The real-time data shows that both Suncor and Syncrude produce and put onto the electrical grid over and above what they use themselves, amounts comparable to a coal-fired generating plant each. The electricity moves south from Fort McMurray to Edmonton and beyond. As more oilsands developments are built in Fort McMurray and as these plants seek to reduce their carbon footprint by using their own off-gasses to produce electricity, even more electricity can be produced in Fort McMurray and moved south. So why does the Alberta Electric System Operator (AESO) say that we need to spend billions building a line that will take dirty coal power from Wabamum north to Fort McMurray?
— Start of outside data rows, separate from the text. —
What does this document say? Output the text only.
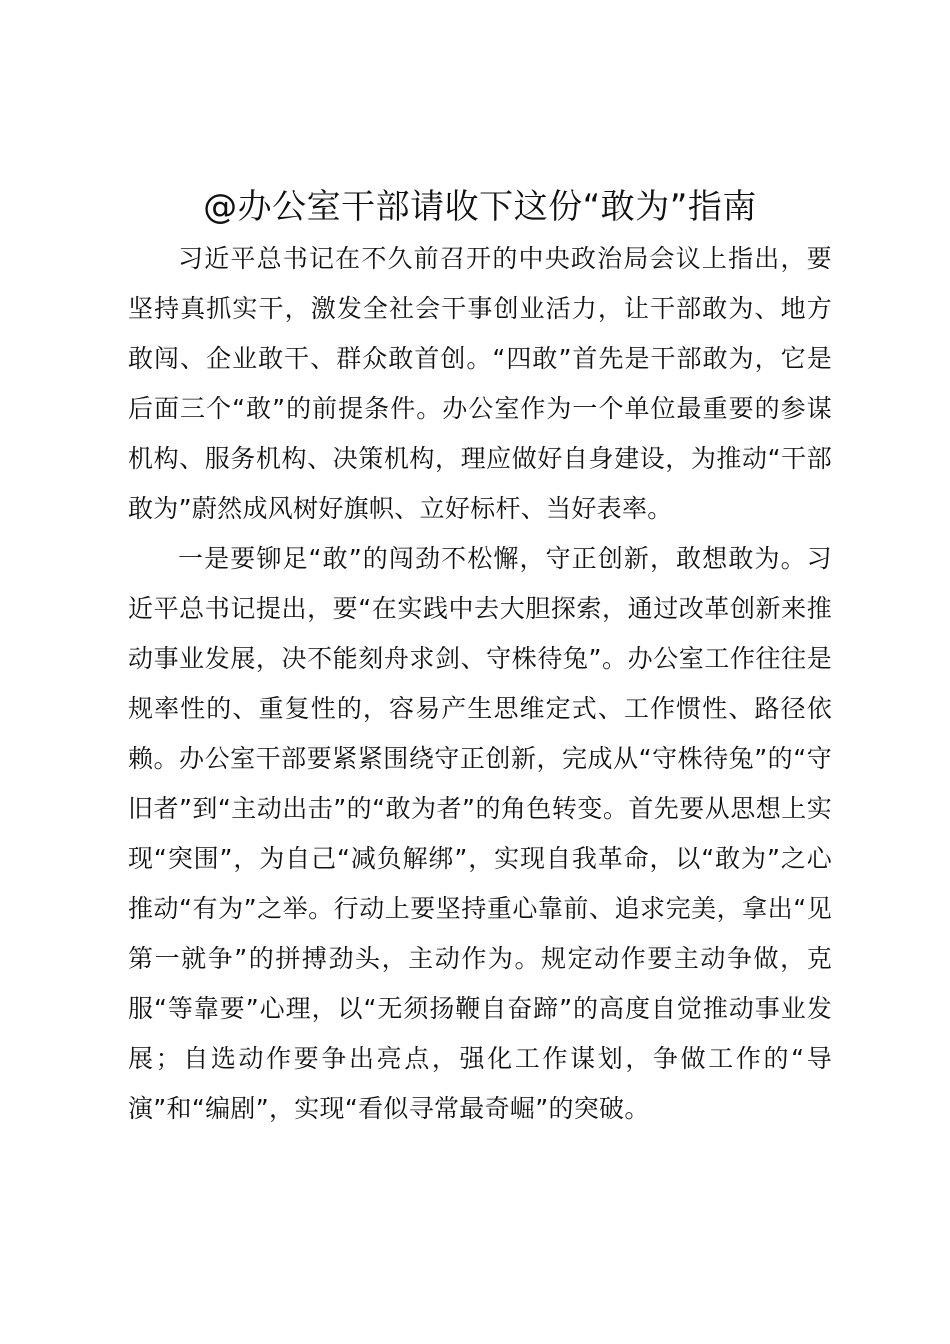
@办公室干部请收下这份“敢为”指南

习近平总书记在不久前召开的中央政治局会议上指出，要坚持真抓实干，激发全社会干事创业活力，让干部敢为、地方敢闯、企业敢干、群众敢首创。“四敢”首先是干部敢为，它是后面三个“敢”的前提条件。办公室作为一个单位最重要的参谋机构、服务机构、决策机构，理应做好自身建设，为推动“干部敢为”蔚然成风树好旗帜、立好标杆、当好表率。

一是要铆足“敢”的闯劲不松懈，守正创新，敢想敢为。习近平总书记提出，要“在实践中去大胆探索，通过改革创新来推动事业发展，决不能刻舟求剑、守株待兔”。办公室工作往往是规率性的、重复性的，容易产生思维定式、工作惯性、路径依赖。办公室干部要紧紧围绕守正创新，完成从“守株待兔”的“守旧者”到“主动出击”的“敢为者”的角色转变。首先要从思想上实现“突围”，为自己“减负解绑”，实现自我革命，以“敢为”之心推动“有为”之举。行动上要坚持重心靠前、追求完美，拿出“见第一就争”的拼搏劲头，主动作为。规定动作要主动争做，克服“等靠要”心理，以“无须扬鞭自奋蹄”的高度自觉推动事业发展；自选动作要争出亮点，强化工作谋划，争做工作的“导演”和“编剧”，实现“看似寻常最奇崛”的突破。
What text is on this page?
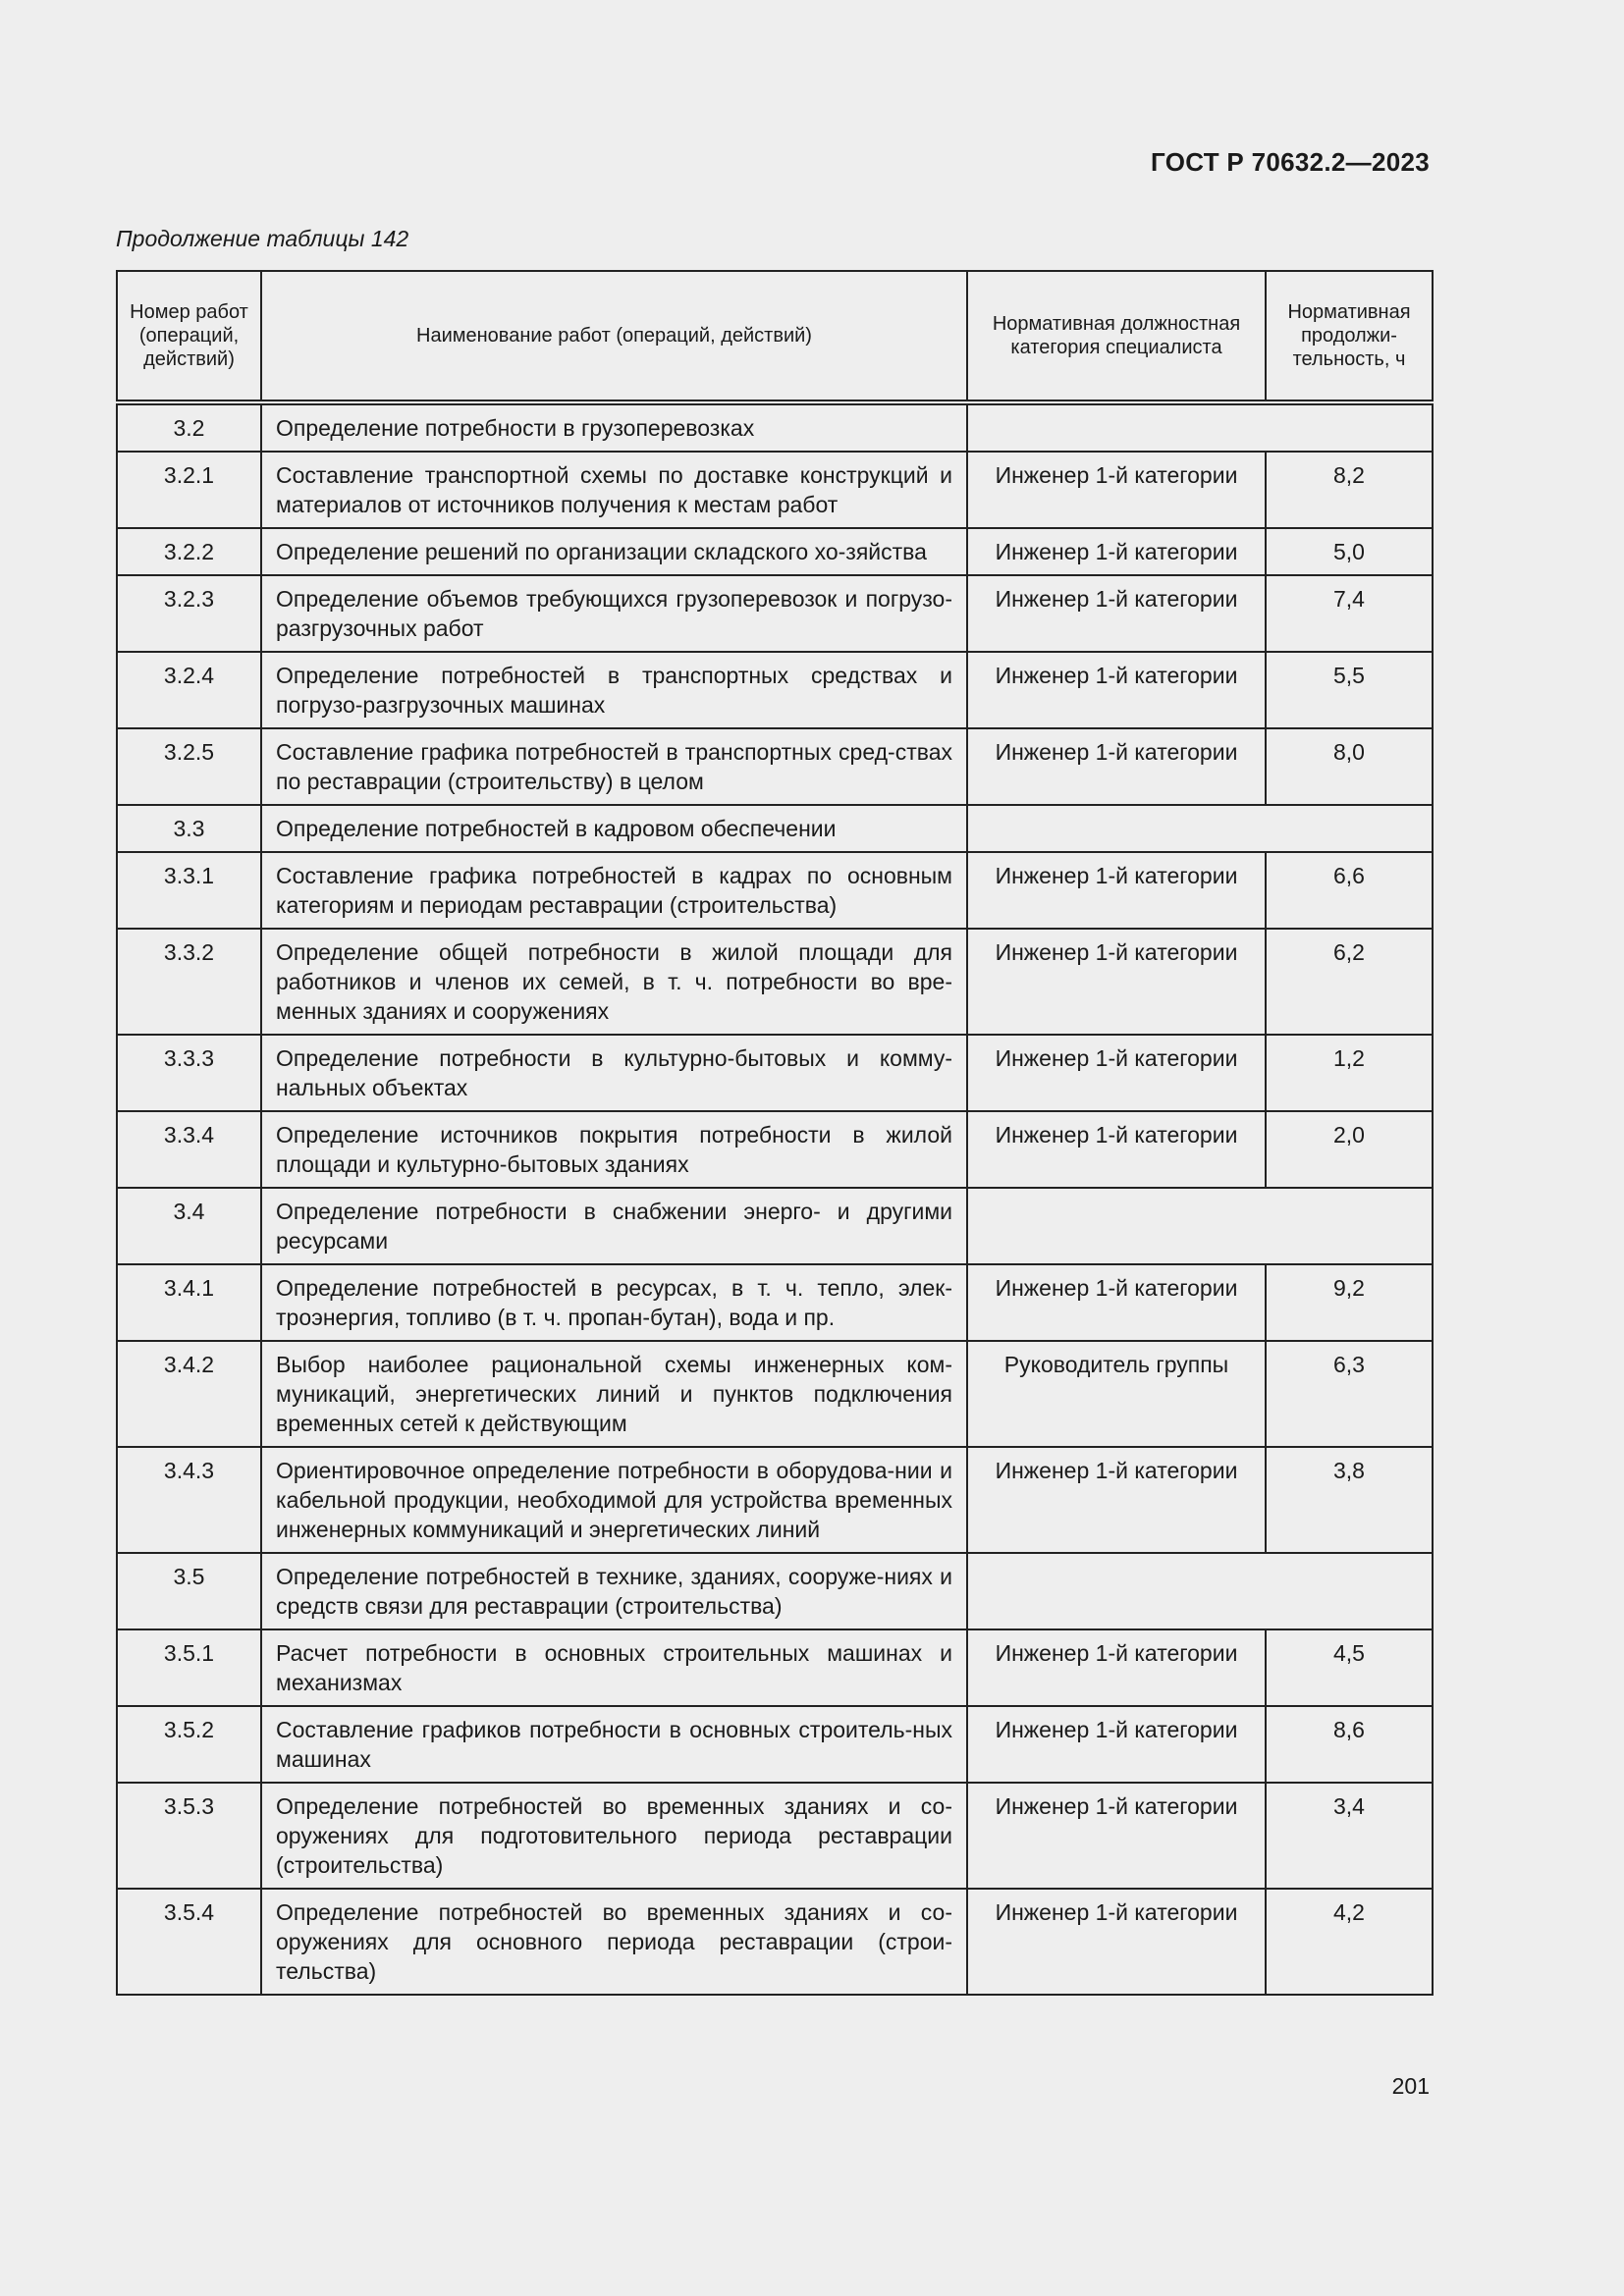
ГОСТ Р 70632.2—2023
Продолжение таблицы 142
Номер работ (операций, действий)	Наименование работ (операций, действий)	Нормативная должностная категория специалиста	Нормативная продолжи-тельность, ч
3.2	Определение потребности в грузоперевозках		
3.2.1	Составление транспортной схемы по доставке конструкций и материалов от источников получения к местам работ	Инженер 1-й категории	8,2
3.2.2	Определение решений по организации складского хо-зяйства	Инженер 1-й категории	5,0
3.2.3	Определение объемов требующихся грузоперевозок и погрузо-разгрузочных работ	Инженер 1-й категории	7,4
3.2.4	Определение потребностей в транспортных средствах и погрузо-разгрузочных машинах	Инженер 1-й категории	5,5
3.2.5	Составление графика потребностей в транспортных сред-ствах по реставрации (строительству) в целом	Инженер 1-й категории	8,0
3.3	Определение потребностей в кадровом обеспечении		
3.3.1	Составление графика потребностей в кадрах по основным категориям и периодам реставрации (строительства)	Инженер 1-й категории	6,6
3.3.2	Определение общей потребности в жилой площади для работников и членов их семей, в т. ч. потребности во вре-менных зданиях и сооружениях	Инженер 1-й категории	6,2
3.3.3	Определение потребности в культурно-бытовых и комму-нальных объектах	Инженер 1-й категории	1,2
3.3.4	Определение источников покрытия потребности в жилой площади и культурно-бытовых зданиях	Инженер 1-й категории	2,0
3.4	Определение потребности в снабжении энерго- и другими ресурсами		
3.4.1	Определение потребностей в ресурсах, в т. ч. тепло, элек-троэнергия, топливо (в т. ч. пропан-бутан), вода и пр.	Инженер 1-й категории	9,2
3.4.2	Выбор наиболее рациональной схемы инженерных ком-муникаций, энергетических линий и пунктов подключения временных сетей к действующим	Руководитель группы	6,3
3.4.3	Ориентировочное определение потребности в оборудова-нии и кабельной продукции, необходимой для устройства временных инженерных коммуникаций и энергетических линий	Инженер 1-й категории	3,8
3.5	Определение потребностей в технике, зданиях, сооруже-ниях и средств связи для реставрации (строительства)		
3.5.1	Расчет потребности в основных строительных машинах и механизмах	Инженер 1-й категории	4,5
3.5.2	Составление графиков потребности в основных строитель-ных машинах	Инженер 1-й категории	8,6
3.5.3	Определение потребностей во временных зданиях и со-оружениях для подготовительного периода реставрации (строительства)	Инженер 1-й категории	3,4
3.5.4	Определение потребностей во временных зданиях и со-оружениях для основного периода реставрации (строи-тельства)	Инженер 1-й категории	4,2
201
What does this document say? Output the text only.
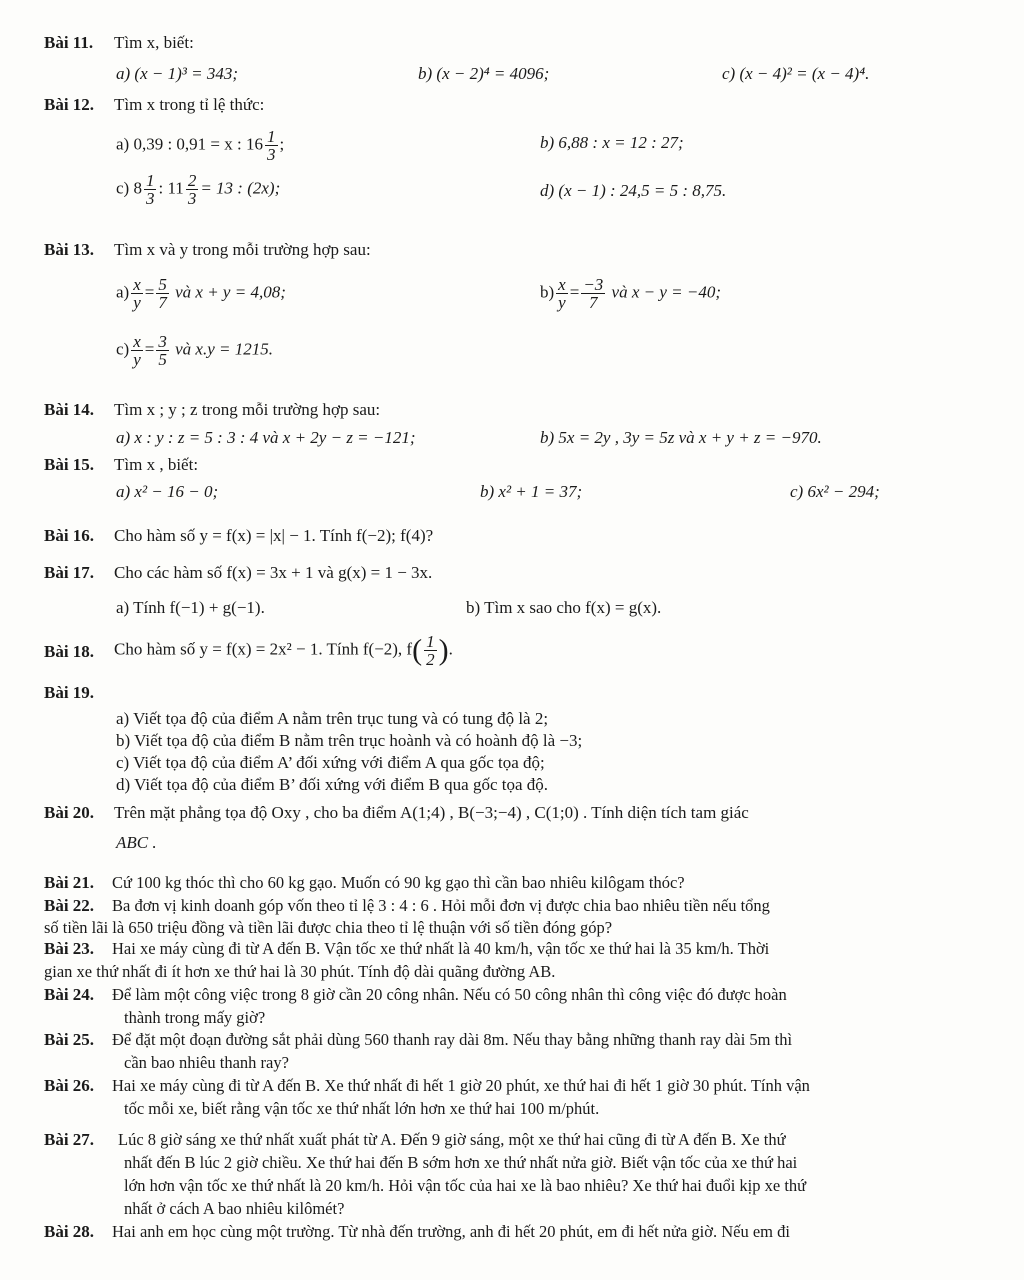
Bài 11. Tìm x, biết:
a) (x − 1)³ = 343;	b) (x − 2)⁴ = 4096;	c) (x − 4)² = (x − 4)⁴.
Bài 12. Tìm x trong tỉ lệ thức:
a) 0,39 : 0,91 = x : $16 \frac{1}{3}$ ;	b) 6,88 : x = 12 : 27;
c) $8 \frac{1}{3}$ : $11 \frac{2}{3} = 13$ : (2x);	d) (x − 1) : 24,5 = 5 : 8,75.
Bài 13. Tìm x và y trong mỗi trường hợp sau:
$a) \frac{x}{y} = \frac{5}{7}$ và x + y = 4,08;	$b) \frac{x}{y} = \frac{-3}{7}$ và x − y = −40;
$c) \frac{x}{y} = \frac{3}{5}$ và x.y = 1215.
Bài 14. Tìm x ; y ; z trong mỗi trường hợp sau:
a) x : y : z = 5 : 3 : 4 và x + 2y − z = −121;	b) 5x = 2y , 3y = 5z và x + y + z = −970.
Bài 15. Tìm x , biết:
a) x² − 16 − 0;	b) x² + 1 = 37;	c) 6x² − 294;
Bài 16. Cho hàm số y = f(x) = |x| − 1. Tính f(−2); f(4)?
Bài 17. Cho các hàm số f(x) = 3x + 1 và g(x) = 1 − 3x.
a) Tính f(−1) + g(−1).	b) Tìm x sao cho f(x) = g(x).
Bài 18. Cho hàm số y = f(x) = 2x² − 1. Tính f(−2), $f( \frac{1}{2}$ ).
Bài 19.
a) Viết tọa độ của điểm A nằm trên trục tung và có tung độ là 2;
b) Viết tọa độ của điểm B nằm trên trục hoành và có hoành độ là −3;
c) Viết tọa độ của điểm A’ đối xứng với điểm A qua gốc tọa độ;
d) Viết tọa độ của điểm B’ đối xứng với điểm B qua gốc tọa độ.
Bài 20. Trên mặt phẳng tọa độ Oxy , cho ba điểm A(1;4) , B(−3;−4) , C(1;0) . Tính diện tích tam giác
ABC .
Bài 21. Cứ 100 kg thóc thì cho 60 kg gạo. Muốn có 90 kg gạo thì cần bao nhiêu kilôgam thóc?
Bài 22. Ba đơn vị kinh doanh góp vốn theo tỉ lệ 3 : 4 : 6 . Hỏi mỗi đơn vị được chia bao nhiêu tiền nếu tổng
số tiền lãi là 650 triệu đồng và tiền lãi được chia theo tỉ lệ thuận với số tiền đóng góp?
Bài 23. Hai xe máy cùng đi từ A đến B. Vận tốc xe thứ nhất là 40 km/h, vận tốc xe thứ hai là 35 km/h. Thời
gian xe thứ nhất đi ít hơn xe thứ hai là 30 phút. Tính độ dài quãng đường AB.
Bài 24. Để làm một công việc trong 8 giờ cần 20 công nhân. Nếu có 50 công nhân thì công việc đó được hoàn
thành trong mấy giờ?
Bài 25. Để đặt một đoạn đường sắt phải dùng 560 thanh ray dài 8m. Nếu thay bằng những thanh ray dài 5m thì
cần bao nhiêu thanh ray?
Bài 26. Hai xe máy cùng đi từ A đến B. Xe thứ nhất đi hết 1 giờ 20 phút, xe thứ hai đi hết 1 giờ 30 phút. Tính vận
tốc mỗi xe, biết rằng vận tốc xe thứ nhất lớn hơn xe thứ hai 100 m/phút.
Bài 27. Lúc 8 giờ sáng xe thứ nhất xuất phát từ A. Đến 9 giờ sáng, một xe thứ hai cũng đi từ A đến B. Xe thứ
nhất đến B lúc 2 giờ chiều. Xe thứ hai đến B sớm hơn xe thứ nhất nửa giờ. Biết vận tốc của xe thứ hai
lớn hơn vận tốc xe thứ nhất là 20 km/h. Hỏi vận tốc của hai xe là bao nhiêu? Xe thứ hai đuổi kịp xe thứ
nhất ở cách A bao nhiêu kilômét?
Bài 28. Hai anh em học cùng một trường. Từ nhà đến trường, anh đi hết 20 phút, em đi hết nửa giờ. Nếu em đi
Something does not add up here.

This illustrates why the Stelmach government’s Bill 50 is bad law. It moves the technical assessment of whether power lines are truly needed from the public scrutiny of the Alberta Utilities Commission into the backroom of the cabinet. Remember that when the cabinet approves these lines, “without any independent scrutiny of need or cost,” it is consumers and businesses that pay for the full cost of the line. And the utility company owns the line after we pay to build it. That same company then gets to charge us for the electricity moving through the line.

Sweet deal for utility companies — bad deal for Albertans.